Et il faut saluer le pragmatisme du législateur du code de la famille dans la mesure où il a su prendre en charge avec satisfaction et diligence la question « de la confusion éventuelle de paternité » de l’enfant à naitre suite au divorce des parents ou décès du mari et au moment où ni la science ni la technologie n’avait de solutions fiables et incontestables pour déterminer avec précision et concision une grossesse à tout moment.
Aujourd’hui nous sommes au 21e siècle et les avancées notables de la science et de la technologie médicale doivent nous conforter dans des changements de comportements et intégrer les merveilles de la médecine qui sont d’ailleurs devenues des banalités partout dans le monde : les différents techniques de test de grossesse.
Vouloir continuer à enfermer les femmes divorcées et les v***es dans un carcan juridique, en l’espèce ce délai de viduité qui en principe ne se justifie plus en médecine sauf une portée morale (devoir de mémoire en cas de décès seulement mais en cas de divorce il n’a aucun sens) et religieuse par devoir de mémoire qui nait d’un sentiment familial très fort mais l’intérêt d’éviter la confusion de paternité ne se justifie plus.
En l’état de la science et de la technologie, certifier avec précision chirurgicale qu’une femme est en état de grossesse ou non relève d’une banalité pour les hommes de l’art.
On a même plus besoin d’attendre la délivrance d’une femme pour faire un test d’ADN sur l’enfant à naitre, pour savoir qui est son père biologique.
Alors les civilisations doivent s’approprier, évoluer, se consolider et s’enrichir des avancées scientifiques, techniques et technologiques surtout de la médecine pour une défense pragmatique et féconde des droits des femmes.
Pour des raisons diverses le législateur ne pourrait pas suivre le rythme de l’évolution scientifique et technologique mais rien n’interdit aux intéressés de faire intelligemment recours à la science pour se libérer de certaines pesanteurs.
Le divorce est en réalité la fin du bon vouloir de vie commune ou la fin des sentiments et alors quel est l’intérêt pour une femme divorcée d’observer 100 jours avant de pouvoir valablement se remarier si la science et la technologie médicale peuvent valablement certifier de son état maternel.

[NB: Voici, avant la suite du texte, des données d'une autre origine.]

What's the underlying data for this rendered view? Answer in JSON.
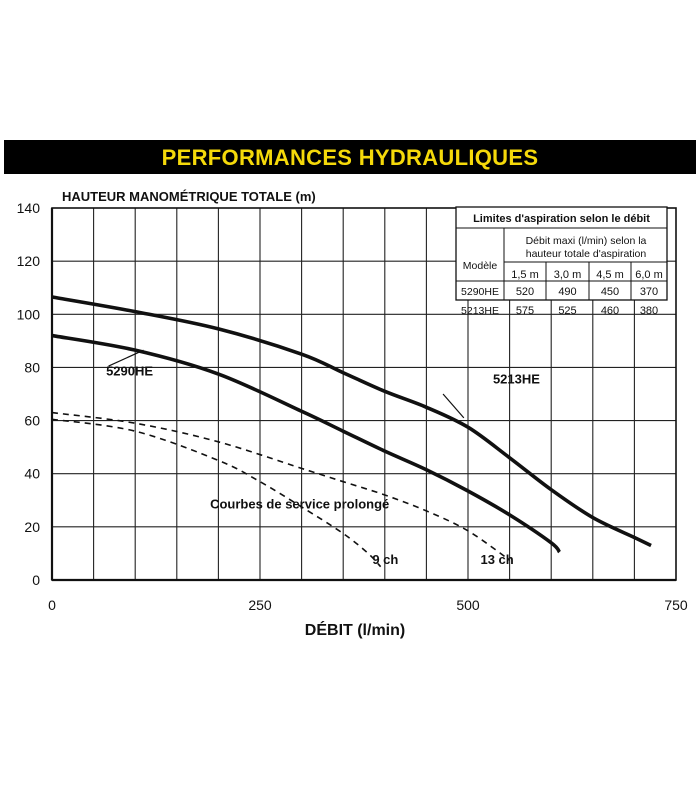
{
  "title": "PERFORMANCES HYDRAULIQUES",
  "colors": {
    "title_bg": "#000000",
    "title_text": "#f5d90a",
    "ink": "#111111",
    "grid": "#222222"
  },
  "chart_data": {
    "type": "line",
    "title": "PERFORMANCES HYDRAULIQUES",
    "ylabel": "HAUTEUR MANOMÉTRIQUE TOTALE (m)",
    "xlabel": "DÉBIT (l/min)",
    "xlim": [
      0,
      750
    ],
    "ylim": [
      0,
      140
    ],
    "xticks": [
      0,
      250,
      500,
      750
    ],
    "yticks": [
      0,
      20,
      40,
      60,
      80,
      100,
      120,
      140
    ],
    "grid": true,
    "series": [
      {
        "name": "5213HE",
        "style": "solid",
        "x": [
          0,
          100,
          200,
          300,
          350,
          400,
          450,
          500,
          550,
          600,
          650,
          700,
          720
        ],
        "y": [
          106.5,
          101,
          94.5,
          85,
          78,
          71,
          65,
          57.5,
          46,
          34,
          23.5,
          16,
          13
        ]
      },
      {
        "name": "5290HE",
        "style": "solid",
        "x": [
          0,
          100,
          200,
          300,
          350,
          400,
          450,
          500,
          550,
          600,
          610
        ],
        "y": [
          92,
          86.5,
          77.5,
          63.5,
          56,
          48.5,
          41.5,
          33.5,
          24.5,
          14,
          10.5
        ]
      },
      {
        "name": "13 ch",
        "style": "dashed",
        "x": [
          0,
          100,
          200,
          300,
          350,
          400,
          450,
          500,
          550
        ],
        "y": [
          63,
          59,
          52,
          42,
          37,
          32,
          26,
          18.5,
          7.5
        ]
      },
      {
        "name": "9 ch",
        "style": "dashed",
        "x": [
          0,
          100,
          200,
          250,
          300,
          350,
          380,
          395
        ],
        "y": [
          60.5,
          56,
          45,
          37,
          27.5,
          17.5,
          10,
          5
        ]
      }
    ],
    "annotations": [
      {
        "text": "5290HE",
        "x": 65,
        "y": 77
      },
      {
        "text": "5213HE",
        "x": 530,
        "y": 74
      },
      {
        "text": "Courbes de service prolongé",
        "x": 190,
        "y": 27
      },
      {
        "text": "9 ch",
        "x": 385,
        "y": 6
      },
      {
        "text": "13 ch",
        "x": 515,
        "y": 6
      }
    ]
  },
  "inset_table": {
    "title": "Limites d'aspiration selon le débit",
    "model_header": "Modèle",
    "group_header_line1": "Débit maxi (l/min) selon la",
    "group_header_line2": "hauteur totale d'aspiration",
    "columns": [
      "1,5 m",
      "3,0 m",
      "4,5 m",
      "6,0 m"
    ],
    "rows": [
      {
        "model": "5290HE",
        "values": [
          "520",
          "490",
          "450",
          "370"
        ]
      },
      {
        "model": "5213HE",
        "values": [
          "575",
          "525",
          "460",
          "380"
        ]
      }
    ]
  }
}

Voilà toute la dimension ou intérêt du pragmatisme juridique dans une étude critique de nos législations négro africaines qui ont tendance à être prisonnières de lenteurs administratives de façon générale et de vision politique peu enclin au progrès et aux changements rapides.
La loi demeure la loi, et chacun doit la respecter sous réserve de responsabilité civile ou pénale.
Nul n’est sensé ignorer la Loi mais si nous savons tous que nos lois dans certains domaines s’accommodent difficilement avant la protection de nos droits, n’est il pas plus opérant de faire appel à la science et la technologie pour mieux sauvegarder nos Droits ?
En conclusion, admettons avec force que la critique du délai de viduité n’est que juridique et tout autre volet est passé volontairement sous silence. L’état de couverture sanitaire du territoire national notamment l’insuffisance ou l’inexistence de plateau médicale dans le monde rural justifie encore toute l’importance du délai de viduité mais dans les villes son intérêt demeure que prudentielle ou sentimentale.
Je tenais juste à susciter la réflexion des uns, des autres sur la portée du délai de viduité en droit sénégalais !
Amadou Séga KEITA
Juriste-consultant
Leader du Courant Politique CERP/DD.